Multi-use domed stadium near Paris

The Adidas Arena (also known by its project name Paris Arena II) is a multi-purpose and modular hall located in La Chapelle neighborhood of Paris (18th arrondissement), France.

The arena has a capacity of 8,000 seats for sporting events and 9,000 seats for concerts and shows, as well as two gymnasiums which will be for use by local clubs and residents. Under construction since the beginning of March 2020, it was expected to be completed by the spring of 2024 and was inaugurated on 11 February 2024 during the LNB Élite basketball match between Paris and Saint-Quentin, won 87 to 65 by Paris.

==Usage==
It was originally intended to host the wrestling events and men's preliminary basketball tournament of the 2024 Summer Olympics, before hosting the Paralympic table tennis tournament.
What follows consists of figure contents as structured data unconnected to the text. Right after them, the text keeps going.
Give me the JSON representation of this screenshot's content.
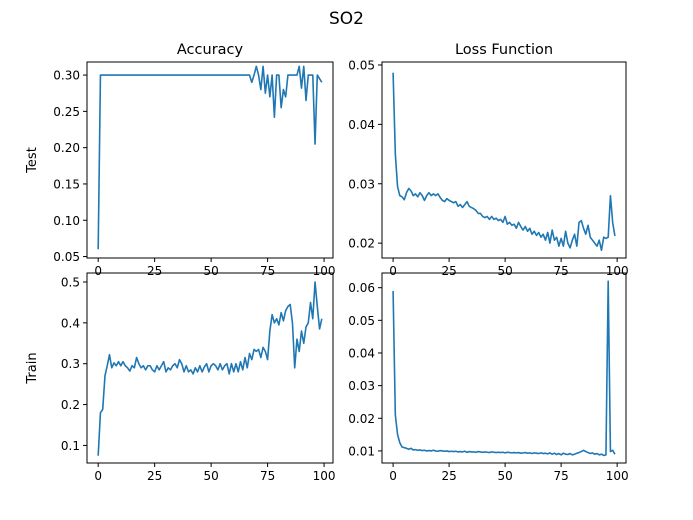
{
  "figure": {
    "title": "SO2"
  },
  "chart_data": [
    {
      "type": "line",
      "title": "Accuracy",
      "ylabel": "Test",
      "xlim": [
        -4.95,
        103.95
      ],
      "ylim": [
        0.048,
        0.318
      ],
      "xticks": [
        0,
        25,
        50,
        75,
        100
      ],
      "yticks": [
        0.05,
        0.1,
        0.15,
        0.2,
        0.25,
        0.3
      ],
      "ytick_labels": [
        "0.05",
        "0.10",
        "0.15",
        "0.20",
        "0.25",
        "0.30"
      ],
      "color": "#1f77b4",
      "series": [
        {
          "values": [
            0.06,
            0.3,
            0.3,
            0.3,
            0.3,
            0.3,
            0.3,
            0.3,
            0.3,
            0.3,
            0.3,
            0.3,
            0.3,
            0.3,
            0.3,
            0.3,
            0.3,
            0.3,
            0.3,
            0.3,
            0.3,
            0.3,
            0.3,
            0.3,
            0.3,
            0.3,
            0.3,
            0.3,
            0.3,
            0.3,
            0.3,
            0.3,
            0.3,
            0.3,
            0.3,
            0.3,
            0.3,
            0.3,
            0.3,
            0.3,
            0.3,
            0.3,
            0.3,
            0.3,
            0.3,
            0.3,
            0.3,
            0.3,
            0.3,
            0.3,
            0.3,
            0.3,
            0.3,
            0.3,
            0.3,
            0.3,
            0.3,
            0.3,
            0.3,
            0.3,
            0.3,
            0.3,
            0.3,
            0.3,
            0.3,
            0.3,
            0.3,
            0.3,
            0.29,
            0.3,
            0.312,
            0.3,
            0.28,
            0.312,
            0.275,
            0.3,
            0.27,
            0.3,
            0.242,
            0.3,
            0.3,
            0.255,
            0.28,
            0.27,
            0.3,
            0.3,
            0.3,
            0.3,
            0.3,
            0.312,
            0.282,
            0.312,
            0.265,
            0.3,
            0.3,
            0.3,
            0.205,
            0.3,
            0.295,
            0.29
          ]
        }
      ]
    },
    {
      "type": "line",
      "title": "Loss Function",
      "ylabel": "",
      "xlim": [
        -4.95,
        103.95
      ],
      "ylim": [
        0.0175,
        0.0505
      ],
      "xticks": [
        0,
        25,
        50,
        75,
        100
      ],
      "yticks": [
        0.02,
        0.03,
        0.04,
        0.05
      ],
      "ytick_labels": [
        "0.02",
        "0.03",
        "0.04",
        "0.05"
      ],
      "color": "#1f77b4",
      "series": [
        {
          "values": [
            0.0487,
            0.035,
            0.0295,
            0.028,
            0.0278,
            0.0273,
            0.0285,
            0.0292,
            0.0288,
            0.028,
            0.0283,
            0.0278,
            0.0285,
            0.028,
            0.0272,
            0.028,
            0.0285,
            0.028,
            0.0283,
            0.028,
            0.0283,
            0.0277,
            0.0272,
            0.027,
            0.0275,
            0.0272,
            0.027,
            0.0268,
            0.027,
            0.0262,
            0.0265,
            0.026,
            0.0265,
            0.027,
            0.0262,
            0.026,
            0.0258,
            0.0255,
            0.025,
            0.025,
            0.0245,
            0.0243,
            0.0245,
            0.024,
            0.0245,
            0.024,
            0.0242,
            0.0238,
            0.024,
            0.0235,
            0.0245,
            0.0232,
            0.0235,
            0.023,
            0.0232,
            0.0225,
            0.0235,
            0.0228,
            0.0222,
            0.0228,
            0.022,
            0.0225,
            0.0215,
            0.022,
            0.0213,
            0.0218,
            0.021,
            0.0215,
            0.0205,
            0.0218,
            0.02,
            0.0222,
            0.0205,
            0.021,
            0.0195,
            0.0208,
            0.0195,
            0.022,
            0.02,
            0.0192,
            0.0205,
            0.0215,
            0.0195,
            0.0235,
            0.0238,
            0.0225,
            0.0215,
            0.023,
            0.021,
            0.0205,
            0.02,
            0.0195,
            0.0205,
            0.0188,
            0.021,
            0.0208,
            0.021,
            0.028,
            0.0235,
            0.0212
          ]
        }
      ]
    },
    {
      "type": "line",
      "title": "",
      "ylabel": "Train",
      "xlim": [
        -4.95,
        103.95
      ],
      "ylim": [
        0.057,
        0.522
      ],
      "xticks": [
        0,
        25,
        50,
        75,
        100
      ],
      "yticks": [
        0.1,
        0.2,
        0.3,
        0.4,
        0.5
      ],
      "ytick_labels": [
        "0.1",
        "0.2",
        "0.3",
        "0.4",
        "0.5"
      ],
      "color": "#1f77b4",
      "series": [
        {
          "values": [
            0.075,
            0.18,
            0.188,
            0.27,
            0.295,
            0.322,
            0.29,
            0.302,
            0.295,
            0.305,
            0.295,
            0.305,
            0.295,
            0.29,
            0.282,
            0.295,
            0.29,
            0.315,
            0.3,
            0.29,
            0.295,
            0.285,
            0.295,
            0.295,
            0.285,
            0.28,
            0.295,
            0.285,
            0.295,
            0.305,
            0.28,
            0.29,
            0.285,
            0.295,
            0.3,
            0.29,
            0.31,
            0.3,
            0.28,
            0.295,
            0.28,
            0.285,
            0.275,
            0.29,
            0.28,
            0.295,
            0.28,
            0.292,
            0.3,
            0.28,
            0.295,
            0.3,
            0.295,
            0.285,
            0.3,
            0.285,
            0.295,
            0.3,
            0.275,
            0.3,
            0.28,
            0.3,
            0.28,
            0.305,
            0.285,
            0.315,
            0.29,
            0.325,
            0.31,
            0.335,
            0.33,
            0.335,
            0.315,
            0.34,
            0.33,
            0.31,
            0.38,
            0.42,
            0.4,
            0.41,
            0.395,
            0.425,
            0.405,
            0.43,
            0.44,
            0.445,
            0.4,
            0.29,
            0.36,
            0.33,
            0.38,
            0.35,
            0.39,
            0.4,
            0.45,
            0.41,
            0.5,
            0.44,
            0.385,
            0.41
          ]
        }
      ]
    },
    {
      "type": "line",
      "title": "",
      "ylabel": "",
      "xlim": [
        -4.95,
        103.95
      ],
      "ylim": [
        0.0063,
        0.0645
      ],
      "xticks": [
        0,
        25,
        50,
        75,
        100
      ],
      "yticks": [
        0.01,
        0.02,
        0.03,
        0.04,
        0.05,
        0.06
      ],
      "ytick_labels": [
        "0.01",
        "0.02",
        "0.03",
        "0.04",
        "0.05",
        "0.06"
      ],
      "color": "#1f77b4",
      "series": [
        {
          "values": [
            0.059,
            0.021,
            0.015,
            0.0125,
            0.0112,
            0.011,
            0.0108,
            0.0105,
            0.0108,
            0.0103,
            0.0104,
            0.0102,
            0.0103,
            0.0101,
            0.0102,
            0.01,
            0.0101,
            0.01,
            0.0102,
            0.01,
            0.0099,
            0.0101,
            0.01,
            0.0099,
            0.01,
            0.0098,
            0.0099,
            0.0098,
            0.0099,
            0.0097,
            0.0098,
            0.0097,
            0.0099,
            0.0096,
            0.0098,
            0.0097,
            0.0097,
            0.0096,
            0.0098,
            0.0097,
            0.0096,
            0.0097,
            0.0096,
            0.0095,
            0.0097,
            0.0096,
            0.0095,
            0.0096,
            0.0095,
            0.0096,
            0.0094,
            0.0096,
            0.0095,
            0.0094,
            0.0095,
            0.0094,
            0.0095,
            0.0093,
            0.0094,
            0.0095,
            0.0093,
            0.0094,
            0.0092,
            0.0094,
            0.0093,
            0.0092,
            0.0094,
            0.0092,
            0.0093,
            0.0091,
            0.0094,
            0.009,
            0.0093,
            0.0089,
            0.0092,
            0.0088,
            0.0093,
            0.009,
            0.0089,
            0.0092,
            0.0088,
            0.009,
            0.0093,
            0.0095,
            0.0098,
            0.0102,
            0.0098,
            0.0095,
            0.0092,
            0.0094,
            0.009,
            0.0092,
            0.0088,
            0.009,
            0.0086,
            0.0088,
            0.062,
            0.0098,
            0.0102,
            0.009
          ]
        }
      ]
    }
  ]
}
Eventually, the Olympic events of badminton then rhythmic gymnastics take place there, followed by para badminton and powerlifting. As soon as the arena was built, it became the home court of Paris Basketball and PSG Handball for their larger games. It also hosted the quarter-finals and semi-finals of the 2024 League of Legends World Championship in esports. The following year it hosted the 2025 BWF Badminton World Championships. The following year, it was announced that All Elite Wrestling will host Grand Slam: France on October 6. The venue will host matches during the 2031 FIBA Basketball World Cup.

For Entertainment events, on 14 April 2024, French rapper La Fève performed the first concert at the arena. American singer-songwriter Madison Beer was the first international artist to perform in this arena during The Locket Tour on 22 May 2026. English singer FKA Twigs performed a concert in this arena during the Body High Tour on 8 June 2026.

==Naming rights==
The construction carried the project name "Paris Arena II". In July 2022, it was announced that the arena will receive the sponsor name Adidas Arena, after the German sporting goods manufacturer Adidas. Adidas signed a deal with the operating company SAE POPB, which also manages the Accor Arena and the Bataclan theatre. The agreement runs for five years with a possible seven-year extension. Adidas pays 2.8 million euros annually. Activists urged the arena should be named in honour of Alice Milliat (1884–1957), a French athlete, sports official and campaigner for women's rights. She organized the first Women's World Games in Paris. In early July 2022, the Paris City Council approved the sponsor's name change by a vote of 33 to 17, with 26 abstentions. Shortly before, the city council decided that the future esplanade in front of the arena will be given the name of Alice Milliat.